Proverbs 8:22-31; Rom
5:1-5; John 16:12-15
The
mystery of the Holy Trinity, whose solemnity we celebrate this weekend, is one of the most important mysteries of our
faith. It invites us to ponder the ways in which God lives and exists. The same
God in whose image we are created.
However
, whenever we talk about this mystery we should be reminding ourselves that it
is not the mystery in a sense of a puzzle which some genius can solve someday. But
the mystery of our faith in a sense of a deepest reality we may be encountering
in our lives. The reality, which is always beyond anything, we can completely
experience, understand or comprehend.
The
mystery of the Holy Trinity calls us and invites us into a dialogue that lasts
our whole lives. Whenever we are willing to enter into this dialogue, we are changed
by it, and we start relating to God and
to one another in different ways.
So what
is the church’s understanding of the mystery of the Holy Trinity?
These
are some of the highlights:
1. Our God is not a lonely, solitary God, but it stays in
a relationship of three distinct entities whom we imperfectly and confusingly
due to our human language limitations describe as persons. Since the
Enlightment the word “person” has been understood by most of us as “individual
conscious subject.” But this is not the meaning of the word the church relies
on when it talks about the persons of the Holy Trinity. Whenever the church
talks about the Holy Trinity it applies the ontological, philosophical
understanding of this word describing God as a single divine subject possessing
a single consciousness which exists in three different ways.
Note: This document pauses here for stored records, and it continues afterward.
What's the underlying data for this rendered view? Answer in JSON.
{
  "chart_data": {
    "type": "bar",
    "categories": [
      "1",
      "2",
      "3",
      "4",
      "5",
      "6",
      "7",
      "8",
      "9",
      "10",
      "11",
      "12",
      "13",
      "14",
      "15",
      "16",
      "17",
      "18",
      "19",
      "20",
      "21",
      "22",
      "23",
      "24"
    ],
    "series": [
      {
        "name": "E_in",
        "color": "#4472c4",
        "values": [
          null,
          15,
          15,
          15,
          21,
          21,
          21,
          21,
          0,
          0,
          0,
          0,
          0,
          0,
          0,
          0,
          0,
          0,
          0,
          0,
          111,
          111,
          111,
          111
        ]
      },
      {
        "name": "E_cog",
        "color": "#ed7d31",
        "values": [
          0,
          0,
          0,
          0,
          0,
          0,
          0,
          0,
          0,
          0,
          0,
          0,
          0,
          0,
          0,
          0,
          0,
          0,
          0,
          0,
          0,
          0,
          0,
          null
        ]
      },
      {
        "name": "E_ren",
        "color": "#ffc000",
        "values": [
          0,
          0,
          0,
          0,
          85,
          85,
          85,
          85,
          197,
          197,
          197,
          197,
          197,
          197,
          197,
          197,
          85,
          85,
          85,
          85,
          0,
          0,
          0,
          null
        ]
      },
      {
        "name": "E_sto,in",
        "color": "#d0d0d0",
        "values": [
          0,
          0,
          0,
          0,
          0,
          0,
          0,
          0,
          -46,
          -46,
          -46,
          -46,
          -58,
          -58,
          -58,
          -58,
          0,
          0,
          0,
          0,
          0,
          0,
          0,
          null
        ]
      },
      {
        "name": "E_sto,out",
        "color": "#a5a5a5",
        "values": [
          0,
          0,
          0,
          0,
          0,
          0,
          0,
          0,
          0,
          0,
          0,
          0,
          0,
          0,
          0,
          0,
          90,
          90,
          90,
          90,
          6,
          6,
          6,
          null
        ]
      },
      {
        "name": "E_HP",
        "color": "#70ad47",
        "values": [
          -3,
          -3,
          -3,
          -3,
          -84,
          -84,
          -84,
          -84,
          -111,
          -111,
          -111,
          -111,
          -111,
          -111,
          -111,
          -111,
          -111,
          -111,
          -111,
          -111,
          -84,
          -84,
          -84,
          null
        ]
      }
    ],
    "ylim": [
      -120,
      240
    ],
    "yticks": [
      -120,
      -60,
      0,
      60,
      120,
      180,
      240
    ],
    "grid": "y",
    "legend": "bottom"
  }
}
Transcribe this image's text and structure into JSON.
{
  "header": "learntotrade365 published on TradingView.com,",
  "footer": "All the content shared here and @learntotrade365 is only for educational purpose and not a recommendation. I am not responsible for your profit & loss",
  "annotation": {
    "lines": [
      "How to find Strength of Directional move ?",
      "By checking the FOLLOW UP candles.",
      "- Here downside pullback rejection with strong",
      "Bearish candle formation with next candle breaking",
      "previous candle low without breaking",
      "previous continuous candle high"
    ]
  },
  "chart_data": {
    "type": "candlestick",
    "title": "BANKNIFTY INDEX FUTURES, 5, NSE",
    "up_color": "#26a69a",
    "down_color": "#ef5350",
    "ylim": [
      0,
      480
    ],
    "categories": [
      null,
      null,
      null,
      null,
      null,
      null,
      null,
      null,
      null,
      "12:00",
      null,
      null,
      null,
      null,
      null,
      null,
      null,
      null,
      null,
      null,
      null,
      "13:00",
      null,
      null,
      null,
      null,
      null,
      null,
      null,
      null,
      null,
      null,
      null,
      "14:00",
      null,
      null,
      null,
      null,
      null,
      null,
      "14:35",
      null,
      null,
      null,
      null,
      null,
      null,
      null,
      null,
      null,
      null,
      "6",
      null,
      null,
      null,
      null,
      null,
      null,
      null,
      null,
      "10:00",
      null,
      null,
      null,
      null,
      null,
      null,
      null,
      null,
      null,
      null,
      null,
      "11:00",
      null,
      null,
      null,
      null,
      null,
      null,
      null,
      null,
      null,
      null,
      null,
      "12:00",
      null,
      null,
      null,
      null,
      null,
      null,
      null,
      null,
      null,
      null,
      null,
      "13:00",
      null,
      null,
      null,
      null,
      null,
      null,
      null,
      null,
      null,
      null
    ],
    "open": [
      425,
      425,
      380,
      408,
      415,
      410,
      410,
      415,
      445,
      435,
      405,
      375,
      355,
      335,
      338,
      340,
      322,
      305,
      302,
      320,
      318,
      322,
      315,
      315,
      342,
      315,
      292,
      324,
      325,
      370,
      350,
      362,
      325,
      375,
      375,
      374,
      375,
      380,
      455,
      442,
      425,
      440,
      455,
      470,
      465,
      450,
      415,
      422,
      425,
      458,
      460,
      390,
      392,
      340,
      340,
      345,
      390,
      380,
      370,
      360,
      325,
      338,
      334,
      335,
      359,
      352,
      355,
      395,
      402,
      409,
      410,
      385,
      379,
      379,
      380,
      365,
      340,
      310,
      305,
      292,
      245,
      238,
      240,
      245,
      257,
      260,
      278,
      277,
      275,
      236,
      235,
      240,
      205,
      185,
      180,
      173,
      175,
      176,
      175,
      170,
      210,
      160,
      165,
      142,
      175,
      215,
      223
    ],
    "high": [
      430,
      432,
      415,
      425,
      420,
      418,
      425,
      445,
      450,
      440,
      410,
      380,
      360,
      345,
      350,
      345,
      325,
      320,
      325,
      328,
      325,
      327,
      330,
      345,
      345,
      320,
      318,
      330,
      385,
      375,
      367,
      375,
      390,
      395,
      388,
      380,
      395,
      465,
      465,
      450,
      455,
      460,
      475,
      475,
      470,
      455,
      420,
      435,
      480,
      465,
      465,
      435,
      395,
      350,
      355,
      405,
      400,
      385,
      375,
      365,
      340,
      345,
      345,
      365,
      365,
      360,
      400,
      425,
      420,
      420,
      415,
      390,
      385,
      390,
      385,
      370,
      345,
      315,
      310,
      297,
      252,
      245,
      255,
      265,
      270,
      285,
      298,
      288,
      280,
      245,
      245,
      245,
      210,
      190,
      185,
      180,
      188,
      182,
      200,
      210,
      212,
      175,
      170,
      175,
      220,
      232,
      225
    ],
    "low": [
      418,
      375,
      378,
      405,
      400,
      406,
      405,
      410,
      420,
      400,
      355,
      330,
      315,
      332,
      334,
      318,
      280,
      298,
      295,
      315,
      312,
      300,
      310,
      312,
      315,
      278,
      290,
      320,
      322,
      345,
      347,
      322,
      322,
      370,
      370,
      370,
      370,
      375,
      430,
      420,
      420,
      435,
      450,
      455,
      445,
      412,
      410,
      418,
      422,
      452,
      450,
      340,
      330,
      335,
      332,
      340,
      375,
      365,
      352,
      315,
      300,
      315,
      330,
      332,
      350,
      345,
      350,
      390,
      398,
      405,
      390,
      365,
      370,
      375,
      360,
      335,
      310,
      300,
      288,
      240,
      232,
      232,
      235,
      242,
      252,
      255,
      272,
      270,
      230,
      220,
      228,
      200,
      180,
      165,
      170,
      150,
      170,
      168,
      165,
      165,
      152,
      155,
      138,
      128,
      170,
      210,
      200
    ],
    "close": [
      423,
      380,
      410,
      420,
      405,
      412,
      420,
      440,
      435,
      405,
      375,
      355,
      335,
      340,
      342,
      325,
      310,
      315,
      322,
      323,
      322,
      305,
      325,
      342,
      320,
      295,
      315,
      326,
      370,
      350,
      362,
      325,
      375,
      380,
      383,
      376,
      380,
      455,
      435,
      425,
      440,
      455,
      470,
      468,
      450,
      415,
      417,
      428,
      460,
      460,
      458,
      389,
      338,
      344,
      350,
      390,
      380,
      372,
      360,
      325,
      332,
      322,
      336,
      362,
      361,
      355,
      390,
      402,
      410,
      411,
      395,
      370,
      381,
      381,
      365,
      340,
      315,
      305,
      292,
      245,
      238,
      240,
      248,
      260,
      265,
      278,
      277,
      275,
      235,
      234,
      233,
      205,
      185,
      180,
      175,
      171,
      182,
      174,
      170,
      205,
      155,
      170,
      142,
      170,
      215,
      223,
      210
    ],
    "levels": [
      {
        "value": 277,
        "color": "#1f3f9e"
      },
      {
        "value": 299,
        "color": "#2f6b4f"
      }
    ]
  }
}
2. In this relationship all God’s persons are equal.
There is no discrimination among them. None of them is more important or
greater than the other one. We just perceive them and experience them differently
as:
-
God the Father
who created the world, led his chosen people, sent us his beloved son;
-
God the Son who
became human, shared with us his good news and was willing to die for us;
-
God the Holy
Spirit who helped us to become one church, one community, who leads us and
shares with us his strength and wisdom on our faith journey.
3. In
their relationship the persons of the Holy Trinity are united with each other
and in a way they create an interdependent community of persons. This is why we
describe them on a base of their relationship to each other as the Father, the
Son, and the Holy Spirit.
The
mystery of the Holy Trinity can help us to understand ourselves. For as the
ones created in the God’s image we can easily recognize, as we ponder and
meditate upon this mystery, that God does not create us:
-
To live lonely
and solitary lives;
-
That although we
have different talents, gifts and roles in this life we are still equal
children of God. Each one of us is equally important in the eyes of God and
unconditionally loved by Him;
-
That we need each
other and we are dependent on one other;
-
That we can only
understand each other in relationships with others and because of the community
we are a part of.
Whenever we make the sign of the cross in the name of
The Holy Trinity: The Father, the Son, and the Holy Spirit, we remind ourselves
that we are created in their image, in the image of our Triune God. That we are
invited by God to live in the communion with Him and others.
This is why when we are baptized we are baptized in the
name of the Father, and the Son, and the Holy Spirit.